Now, before I get started with this week’s column I freely admit that unlike my previous contributions it is a very personal story.
As such some of my readers may not find it historical enough in nature something that I consistently incorporate into each week’s “The Way We Were” column and have done so for many, many years. On the other hand, some readers will find the story as fascinating as I did when I first saw the preliminary drawings that had been prepared for the proposed Mirvish Village project that will transform the block bounded by Bathurst, Lennox, Markham and Bloor streets. Plus, after some research I was able to discover some interesting history related to two of the old buildings on the site thereby fulfilling my mandate.
It all began when I came across a story in the media that described a fascinating project that would transform and revitalize the block bounded by Bathurst, Lennox, Markham and Bloor streets. What really caught my eye was the fact that this was my “neighborhood” when I was just a kid way back in the 1940s when I’d roam the back alley playing cops and robbers with the Di Cresce kids, who lived next door. Or those far off days when my parents told me stay away from the old frames, busted handlebars, wheels without spokes and other bits and pieces and greasy parts that crusty old Mr. Ingles, our landlord and owner of the Bathurst Bicycle Shop on the ground floor, would store in “our” backyard.

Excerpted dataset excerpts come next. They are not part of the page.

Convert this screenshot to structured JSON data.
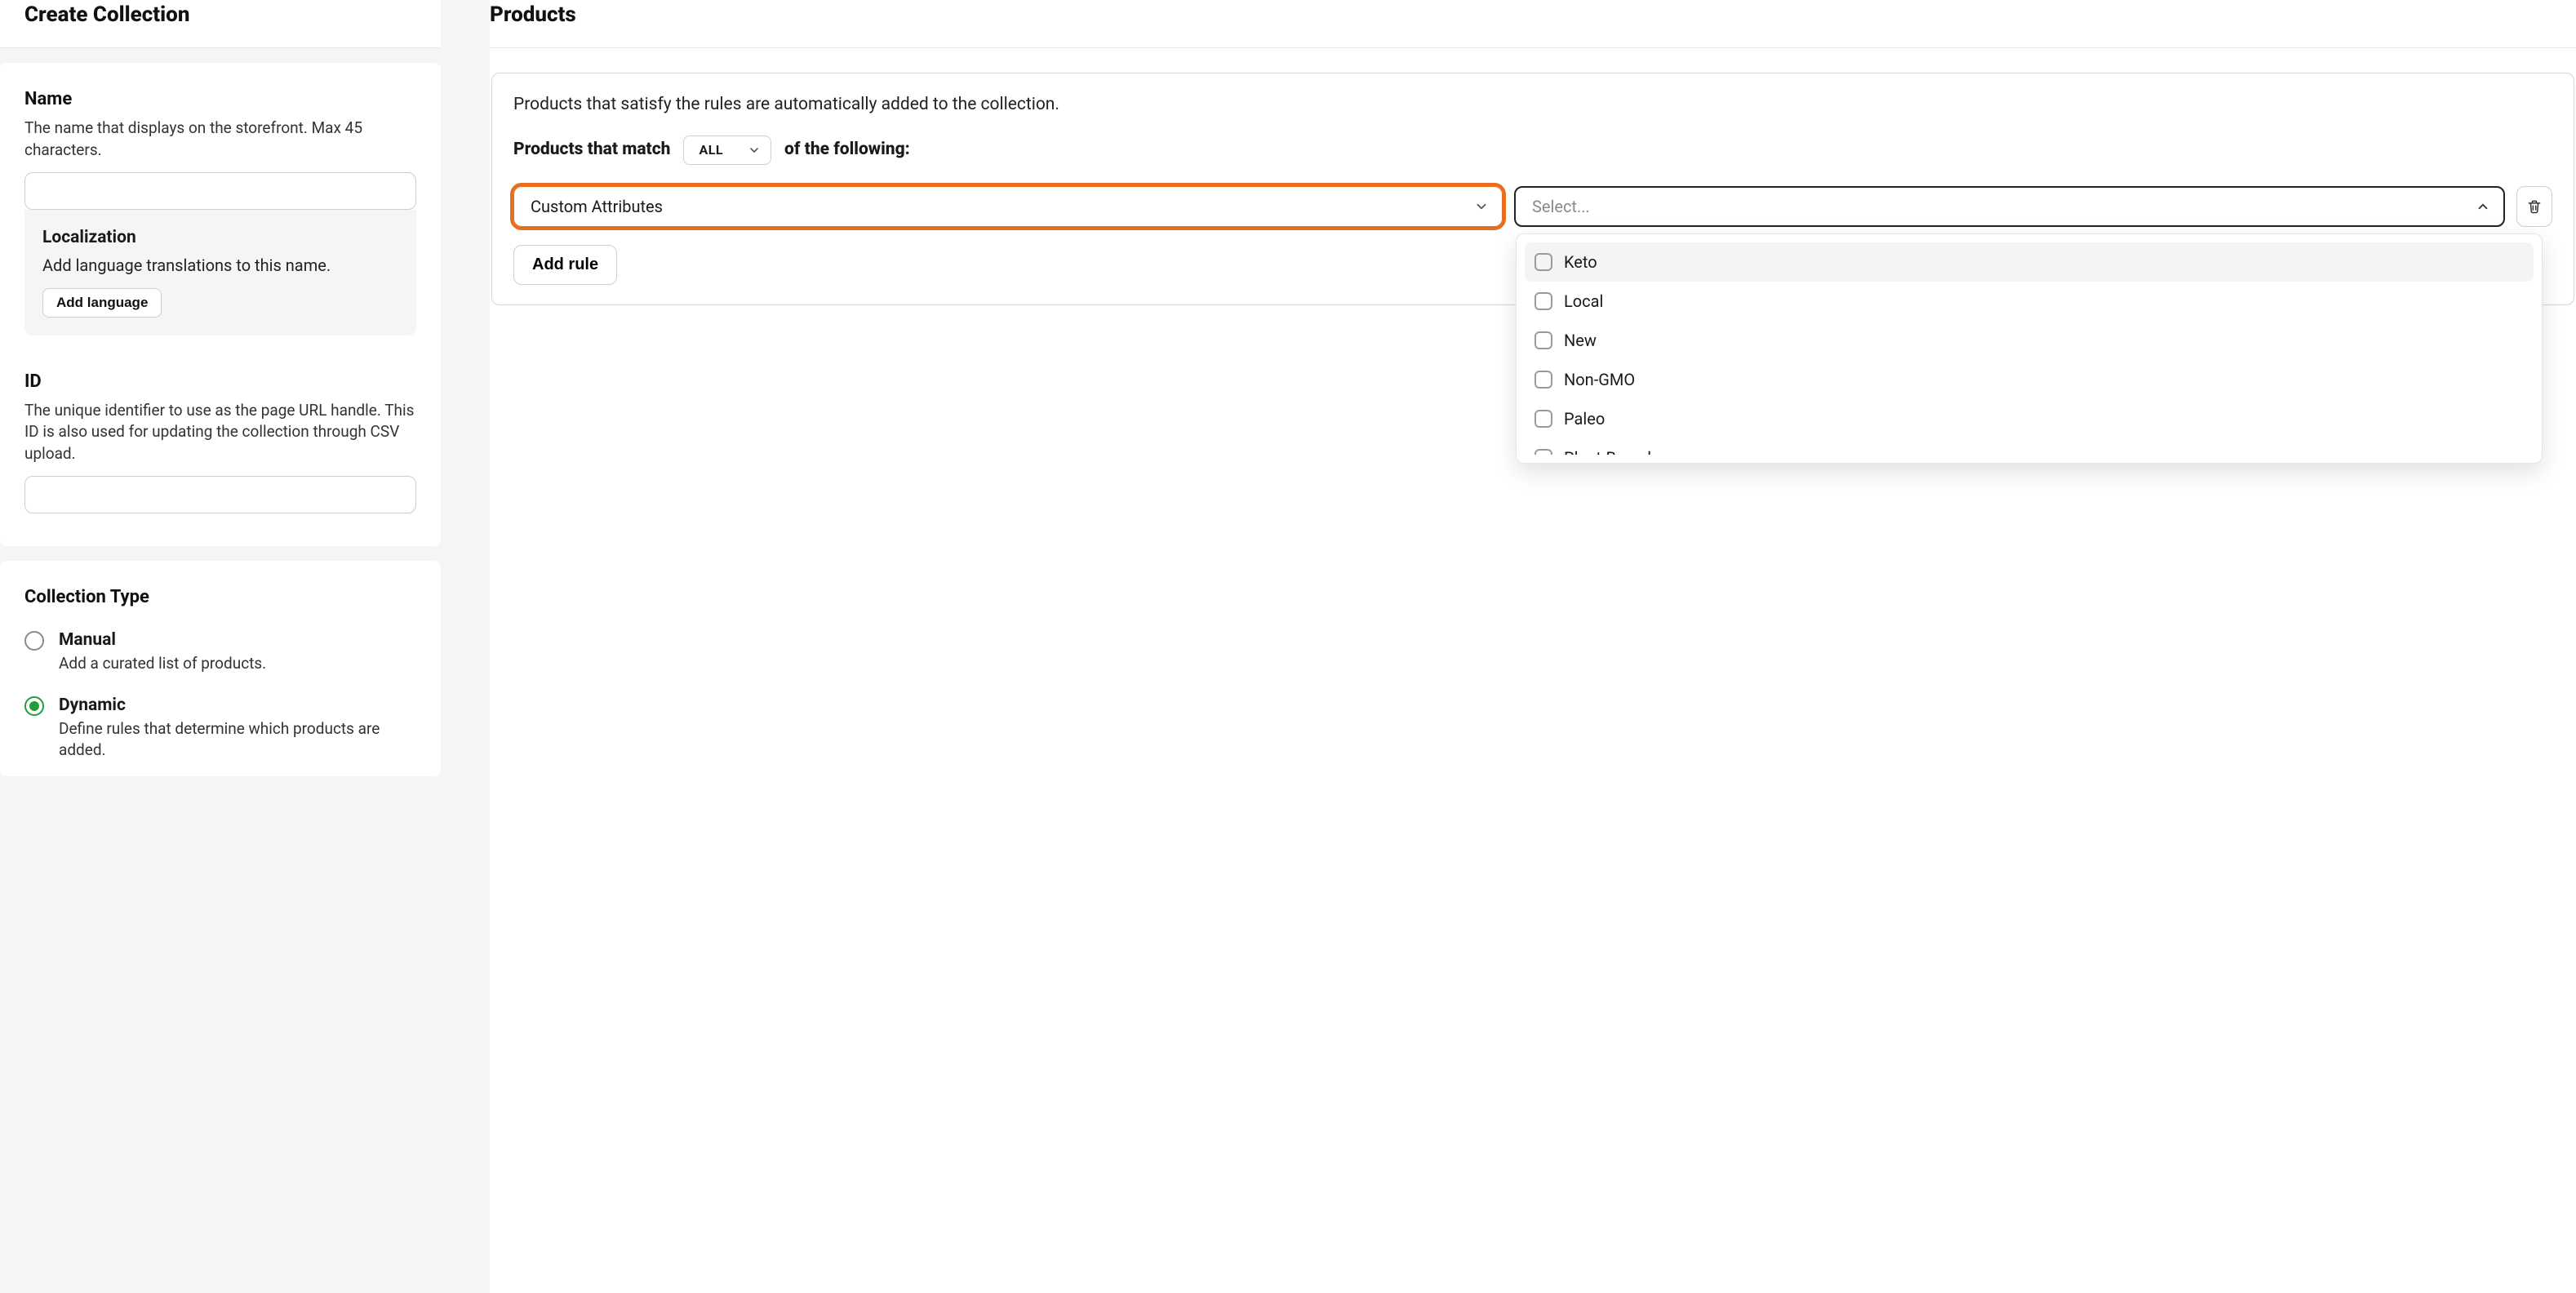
{
  "left": {
    "page_title": "Create Collection",
    "name": {
      "label": "Name",
      "help": "The name that displays on the storefront. Max 45 characters.",
      "value": ""
    },
    "localization": {
      "title": "Localization",
      "desc": "Add language translations to this name.",
      "button": "Add language"
    },
    "id": {
      "label": "ID",
      "help": "The unique identifier to use as the page URL handle. This ID is also used for updating the collection through CSV upload.",
      "value": ""
    },
    "collection_type": {
      "title": "Collection Type",
      "options": [
        {
          "title": "Manual",
          "desc": "Add a curated list of products.",
          "selected": false
        },
        {
          "title": "Dynamic",
          "desc": "Define rules that determine which products are added.",
          "selected": true
        }
      ]
    }
  },
  "right": {
    "page_title": "Products",
    "rules_intro": "Products that satisfy the rules are automatically added to the collection.",
    "match_prefix": "Products that match",
    "match_mode": "ALL",
    "match_suffix": "of the following:",
    "rule": {
      "attribute_value": "Custom Attributes",
      "value_placeholder": "Select...",
      "options": [
        "Keto",
        "Local",
        "New",
        "Non-GMO",
        "Paleo",
        "Plant-Based"
      ],
      "highlighted_index": 0
    },
    "add_rule_label": "Add rule"
  }
}
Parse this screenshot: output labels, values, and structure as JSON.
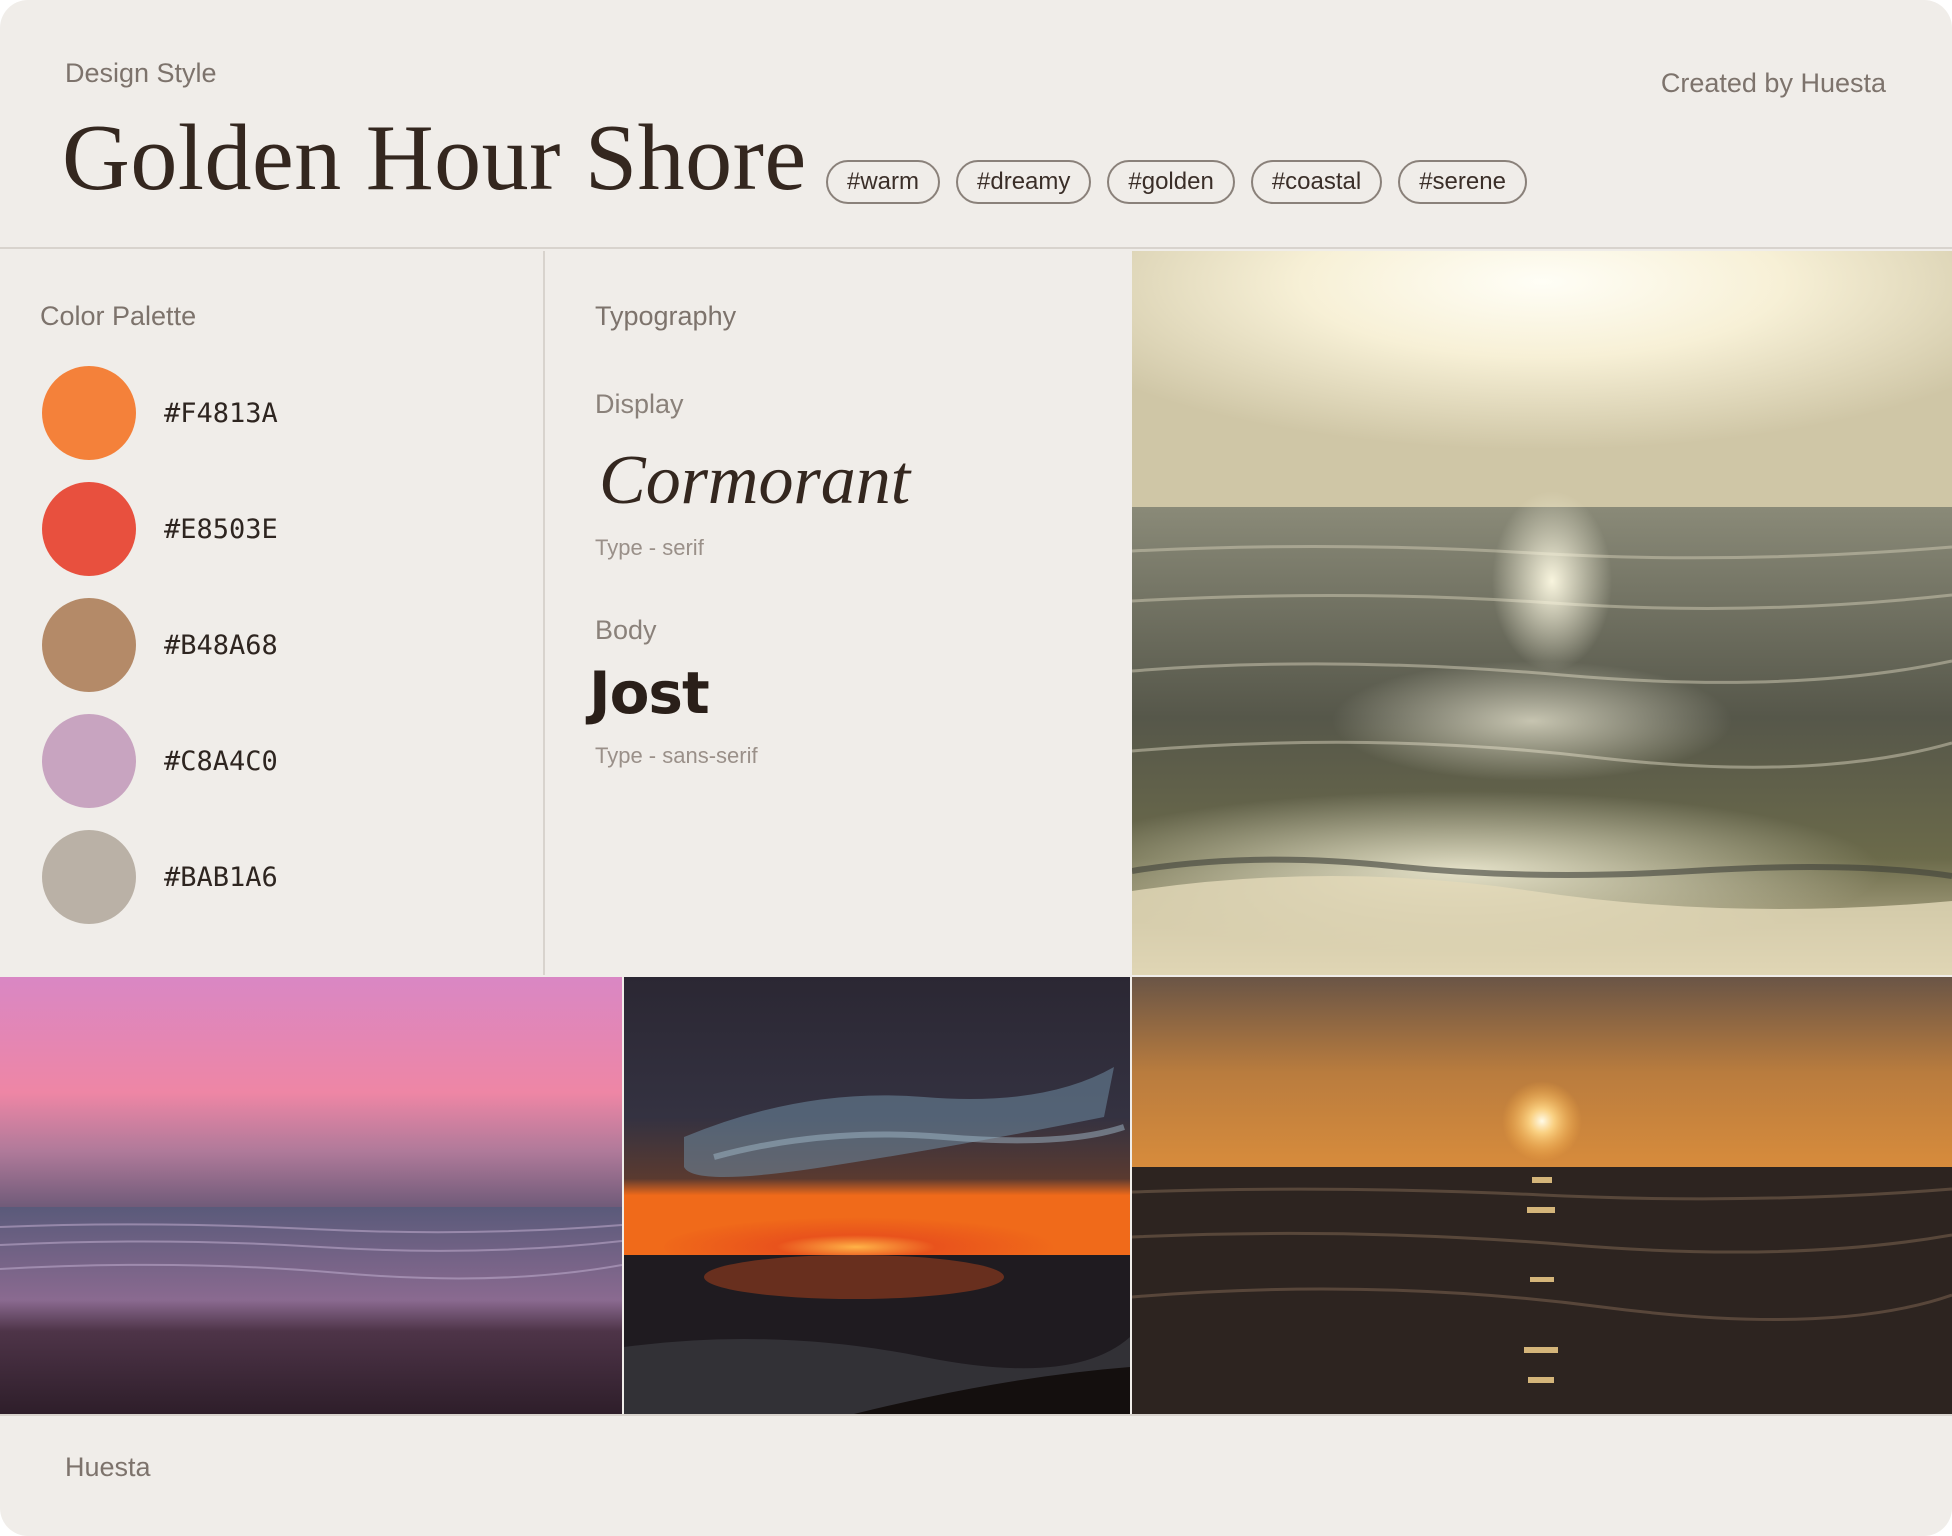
{
  "header": {
    "eyebrow": "Design Style",
    "title": "Golden Hour Shore",
    "tags": [
      "#warm",
      "#dreamy",
      "#golden",
      "#coastal",
      "#serene"
    ],
    "credit": "Created by Huesta"
  },
  "palette": {
    "label": "Color Palette",
    "colors": [
      {
        "hex": "#F4813A",
        "color": "#F4813A"
      },
      {
        "hex": "#E8503E",
        "color": "#E8503E"
      },
      {
        "hex": "#B48A68",
        "color": "#B48A68"
      },
      {
        "hex": "#C8A4C0",
        "color": "#C8A4C0"
      },
      {
        "hex": "#BAB1A6",
        "color": "#BAB1A6"
      }
    ]
  },
  "typography": {
    "label": "Typography",
    "display": {
      "label": "Display",
      "sample": "Cormorant",
      "note": "Type - serif"
    },
    "body": {
      "label": "Body",
      "sample": "Jost",
      "note": "Type - sans-serif"
    }
  },
  "footer": {
    "brand": "Huesta"
  }
}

Just up the street was Paul’s Lunch, where dad was a frequent visitor or across Bloor, the good, old Alhambra Theatre, one of four easily accessible on a Saturday afternoon if, that is, you had enough pop bottles to trade in for few pennies to a ticket. By the way, the other nearby movie houses were the Bloor, Midtown and Metro. On the southwest corner of Bloor and Bathurst was one of those horse troughs very much in use with all the equine-powered ice, bread and milk wagons clattering through town as they made their daily (but never on Sunday) deliveries.
Down Bathurst, in the basement of the United Church at the corner of Lennox, was the K-Club. It was run by the Kiwanians and headed up by a Mr. Harris (don’t know if he had a first name). And at the north end of that alleyway was a fellow named Honest Ed who had just opened some kind of store that quickly became familiar to my mother. Suffice it to say my brother and I always had lots of socks and underwear.
Actually what really drew my attention to the sketch was the discovery that while most of the old Bathurst St. buildings were gone, two were still there. Under a magnifying glass one appeared to be, yes it was, good old number 758 the place where on the top floor I spent my first eight years on this planet. While I never really gave much thought to the history of the building a little sleuthing by friend Victor Russell, who spent many years in the Archives department at City Hall, came up with a map (specifically from the remarkably detailed Goad’s atlas and fire plans for 1903) that helped us determine that old building, and it’s neighbors on either side, were probably erected sometime around the year 1900.
Seems that while Markham St. will retain many of the historic features of this part of our city when the new Mirvish Village (see mirvish-village.com) takes shape a few years from now, numbers 756 and 758 Bathurst St. will still be there. At least that’s what present plans call for.